One of Becker’s traditions was he allowed Nuclears players when they turned 18 to drive his Mercedes Benz.
“He could have easily said ‘no’,” Brown said. “We would always meet up at Cronomer Park and whoever I came with would hop in the Benz with Mr. Becker.”
Never Don, even though he would try to get his graduated players to call him by first name.
“I couldn’t do it,” Gambino said. “I just had too much reverence for him. He was always ‘Mr. Becker’.”
Bob Bell, the father of Newburgh’s Rob Bell, who was drafted in the third round of the 1995 Major League baseball draft by the Atlanta Braves and finished his career in 2007 with the Baltimore Orioles, remembered Becker’s calm during a chaotic trip to Cincinnati for Rob’s Major League debut.
Their flight was canceled out of Stewart International Airport.. They had to drive to Westchester County Airport and then light snow fell as they arrived in Cincinnati and had to take four different cabs to get to the ballpark.
“I always recall the calm Don displayed and the reassurance that it would work out OK for us all that day,” Bell said. “He had that outer appearance of coolness and resolve that was always there.”
He did more than just run the program. He also spent countless hours on the phone with college or professional scouts to get them to look at a player. He would also take boys on college visits who didn’t have the means to do it on his own.
“It was a communal selfless act,” Ceriello said. “If anyone involved in youth sports can have the effect on one child other than their own the way Don Becker had the effect on hundreds or even thousands, this world would be a greater place.”
Becker always shunned the spotlight.
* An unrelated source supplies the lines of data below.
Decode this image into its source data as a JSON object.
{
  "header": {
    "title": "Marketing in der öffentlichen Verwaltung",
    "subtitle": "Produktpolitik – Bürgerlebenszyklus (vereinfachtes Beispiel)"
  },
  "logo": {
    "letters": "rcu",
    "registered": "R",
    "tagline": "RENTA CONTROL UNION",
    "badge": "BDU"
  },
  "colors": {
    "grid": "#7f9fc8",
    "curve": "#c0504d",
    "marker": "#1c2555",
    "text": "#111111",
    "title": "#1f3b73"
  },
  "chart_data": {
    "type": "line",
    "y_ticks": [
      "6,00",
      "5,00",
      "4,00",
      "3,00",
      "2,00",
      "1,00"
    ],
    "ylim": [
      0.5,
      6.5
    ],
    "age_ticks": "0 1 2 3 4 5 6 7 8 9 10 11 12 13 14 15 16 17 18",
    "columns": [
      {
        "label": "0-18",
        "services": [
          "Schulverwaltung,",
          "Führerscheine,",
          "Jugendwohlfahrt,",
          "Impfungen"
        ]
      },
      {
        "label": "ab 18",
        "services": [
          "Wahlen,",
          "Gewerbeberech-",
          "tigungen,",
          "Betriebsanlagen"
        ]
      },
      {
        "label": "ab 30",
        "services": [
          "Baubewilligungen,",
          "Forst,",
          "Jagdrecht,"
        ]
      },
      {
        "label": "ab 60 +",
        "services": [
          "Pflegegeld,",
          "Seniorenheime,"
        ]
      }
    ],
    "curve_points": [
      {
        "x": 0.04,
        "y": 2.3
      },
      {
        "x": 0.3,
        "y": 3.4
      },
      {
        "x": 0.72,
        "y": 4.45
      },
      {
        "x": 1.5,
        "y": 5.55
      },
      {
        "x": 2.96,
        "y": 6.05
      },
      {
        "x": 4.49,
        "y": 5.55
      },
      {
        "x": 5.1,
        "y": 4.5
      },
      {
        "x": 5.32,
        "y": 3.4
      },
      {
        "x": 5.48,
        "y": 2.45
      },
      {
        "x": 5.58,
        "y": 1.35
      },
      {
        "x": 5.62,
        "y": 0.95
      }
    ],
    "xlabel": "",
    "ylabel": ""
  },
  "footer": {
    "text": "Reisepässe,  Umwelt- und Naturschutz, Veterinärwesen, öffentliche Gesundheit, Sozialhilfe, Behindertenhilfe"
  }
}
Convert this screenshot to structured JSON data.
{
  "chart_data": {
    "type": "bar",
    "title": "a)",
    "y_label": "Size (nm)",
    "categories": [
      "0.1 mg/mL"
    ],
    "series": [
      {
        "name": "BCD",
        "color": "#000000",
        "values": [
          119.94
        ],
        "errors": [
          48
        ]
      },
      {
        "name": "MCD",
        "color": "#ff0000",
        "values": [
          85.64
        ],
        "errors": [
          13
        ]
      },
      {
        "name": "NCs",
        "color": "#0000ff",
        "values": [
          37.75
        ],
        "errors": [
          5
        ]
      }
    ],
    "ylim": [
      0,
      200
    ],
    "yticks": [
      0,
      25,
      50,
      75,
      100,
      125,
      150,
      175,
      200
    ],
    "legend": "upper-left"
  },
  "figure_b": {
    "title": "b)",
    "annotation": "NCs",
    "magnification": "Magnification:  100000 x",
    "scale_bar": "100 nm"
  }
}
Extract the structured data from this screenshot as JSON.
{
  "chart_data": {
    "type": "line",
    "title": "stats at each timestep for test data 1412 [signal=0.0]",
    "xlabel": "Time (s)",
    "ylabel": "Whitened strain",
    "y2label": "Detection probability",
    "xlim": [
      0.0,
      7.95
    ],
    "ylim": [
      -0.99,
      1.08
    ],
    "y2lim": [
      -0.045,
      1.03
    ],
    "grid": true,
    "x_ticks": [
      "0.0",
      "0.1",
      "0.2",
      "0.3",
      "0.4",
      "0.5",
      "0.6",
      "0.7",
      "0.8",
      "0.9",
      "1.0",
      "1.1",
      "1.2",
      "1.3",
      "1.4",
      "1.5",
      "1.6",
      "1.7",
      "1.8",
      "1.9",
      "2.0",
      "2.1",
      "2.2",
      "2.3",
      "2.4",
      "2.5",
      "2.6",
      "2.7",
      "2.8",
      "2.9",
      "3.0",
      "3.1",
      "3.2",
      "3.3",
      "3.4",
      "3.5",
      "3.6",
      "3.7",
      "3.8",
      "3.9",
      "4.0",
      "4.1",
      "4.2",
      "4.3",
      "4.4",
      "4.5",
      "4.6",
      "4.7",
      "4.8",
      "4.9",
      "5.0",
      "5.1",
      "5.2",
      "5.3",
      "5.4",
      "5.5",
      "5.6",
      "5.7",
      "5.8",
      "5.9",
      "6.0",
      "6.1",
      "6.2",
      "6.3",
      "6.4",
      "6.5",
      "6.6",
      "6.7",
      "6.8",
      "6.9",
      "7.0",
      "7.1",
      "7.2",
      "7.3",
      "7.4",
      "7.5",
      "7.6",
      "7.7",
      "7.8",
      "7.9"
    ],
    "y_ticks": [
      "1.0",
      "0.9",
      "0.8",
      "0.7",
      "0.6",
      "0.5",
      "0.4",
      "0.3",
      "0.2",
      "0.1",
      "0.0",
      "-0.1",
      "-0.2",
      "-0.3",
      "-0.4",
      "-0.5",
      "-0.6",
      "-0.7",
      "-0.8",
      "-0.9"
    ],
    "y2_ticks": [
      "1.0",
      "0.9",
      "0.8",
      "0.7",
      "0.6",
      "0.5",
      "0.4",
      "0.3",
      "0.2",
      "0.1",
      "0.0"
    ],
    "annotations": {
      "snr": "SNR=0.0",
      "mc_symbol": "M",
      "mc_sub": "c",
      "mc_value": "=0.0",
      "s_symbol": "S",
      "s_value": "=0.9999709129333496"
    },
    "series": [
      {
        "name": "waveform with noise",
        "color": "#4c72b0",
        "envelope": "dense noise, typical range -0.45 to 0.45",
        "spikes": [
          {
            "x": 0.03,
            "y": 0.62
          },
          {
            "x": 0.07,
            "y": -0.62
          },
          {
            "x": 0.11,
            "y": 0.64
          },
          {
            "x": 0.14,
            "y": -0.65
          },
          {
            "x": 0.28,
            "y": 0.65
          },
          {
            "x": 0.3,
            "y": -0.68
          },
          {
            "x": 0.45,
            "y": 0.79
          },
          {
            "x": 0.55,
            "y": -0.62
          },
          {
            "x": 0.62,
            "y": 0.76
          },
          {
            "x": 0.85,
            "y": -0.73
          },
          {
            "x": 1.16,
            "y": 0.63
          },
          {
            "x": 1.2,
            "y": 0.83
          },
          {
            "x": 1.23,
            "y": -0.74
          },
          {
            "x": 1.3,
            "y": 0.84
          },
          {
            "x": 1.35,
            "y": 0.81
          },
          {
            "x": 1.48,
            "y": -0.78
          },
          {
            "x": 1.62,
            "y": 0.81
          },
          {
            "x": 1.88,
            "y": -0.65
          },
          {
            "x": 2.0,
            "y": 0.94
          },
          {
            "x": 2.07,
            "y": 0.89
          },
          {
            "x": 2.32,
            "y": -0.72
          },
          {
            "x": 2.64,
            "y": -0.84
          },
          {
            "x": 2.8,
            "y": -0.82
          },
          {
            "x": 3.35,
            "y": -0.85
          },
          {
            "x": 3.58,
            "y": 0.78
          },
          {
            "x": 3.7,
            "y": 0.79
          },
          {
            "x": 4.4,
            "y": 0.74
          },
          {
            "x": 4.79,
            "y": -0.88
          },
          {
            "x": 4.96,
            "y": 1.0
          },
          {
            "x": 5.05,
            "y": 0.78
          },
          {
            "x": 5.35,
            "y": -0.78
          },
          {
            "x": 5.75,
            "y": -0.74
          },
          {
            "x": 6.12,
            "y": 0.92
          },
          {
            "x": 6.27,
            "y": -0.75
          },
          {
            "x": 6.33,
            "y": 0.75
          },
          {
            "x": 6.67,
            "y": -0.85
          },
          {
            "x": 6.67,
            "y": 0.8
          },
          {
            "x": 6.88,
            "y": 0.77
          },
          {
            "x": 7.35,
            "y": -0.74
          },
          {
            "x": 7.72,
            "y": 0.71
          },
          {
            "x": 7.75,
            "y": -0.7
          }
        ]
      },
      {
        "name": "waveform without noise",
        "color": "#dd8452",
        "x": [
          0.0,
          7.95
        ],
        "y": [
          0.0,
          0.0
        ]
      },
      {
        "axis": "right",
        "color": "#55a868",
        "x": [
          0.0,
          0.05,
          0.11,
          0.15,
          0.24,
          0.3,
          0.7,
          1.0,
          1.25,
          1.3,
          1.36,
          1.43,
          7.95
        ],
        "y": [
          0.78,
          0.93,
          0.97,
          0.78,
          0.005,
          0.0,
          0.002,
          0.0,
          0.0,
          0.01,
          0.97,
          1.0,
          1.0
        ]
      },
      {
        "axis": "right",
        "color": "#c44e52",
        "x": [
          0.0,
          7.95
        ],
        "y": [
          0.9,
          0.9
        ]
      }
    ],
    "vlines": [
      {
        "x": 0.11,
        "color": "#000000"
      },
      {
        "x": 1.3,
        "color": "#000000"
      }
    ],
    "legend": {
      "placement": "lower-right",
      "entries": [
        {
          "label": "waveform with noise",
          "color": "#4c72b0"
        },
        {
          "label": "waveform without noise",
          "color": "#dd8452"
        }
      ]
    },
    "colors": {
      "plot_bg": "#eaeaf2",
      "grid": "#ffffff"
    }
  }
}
When the Junior Nuclears started the annual Don Becker tournament, he objected to the name.
“It was in my house that we decided that, and he had a fit and he hated it,” Martin said. “Whenever we wanted something, we had to drag him out of the scorers’ booth to come down and take some credit.”
Speaking of credit, Gambino and Brown credit Becker for the careers they’ve had. Even through he didn’t break into the big leagues the way Bell and Brown did, Gambino said he wouldn’t be Boston College’s head baseball coach if not for Becker, who had no immediate family of his own.
Ceriello said he feels a debt to Becker who believed he had it would took to steer the organization and run it the way it had always been.
But his fingerprints will also be on the Nuclears’ program.
“I know the community will never have another man like Don Becker,” Martin said. “My heart goes out to his family. They’re all friends of mine. Baseball will never be the same without Don Becker.”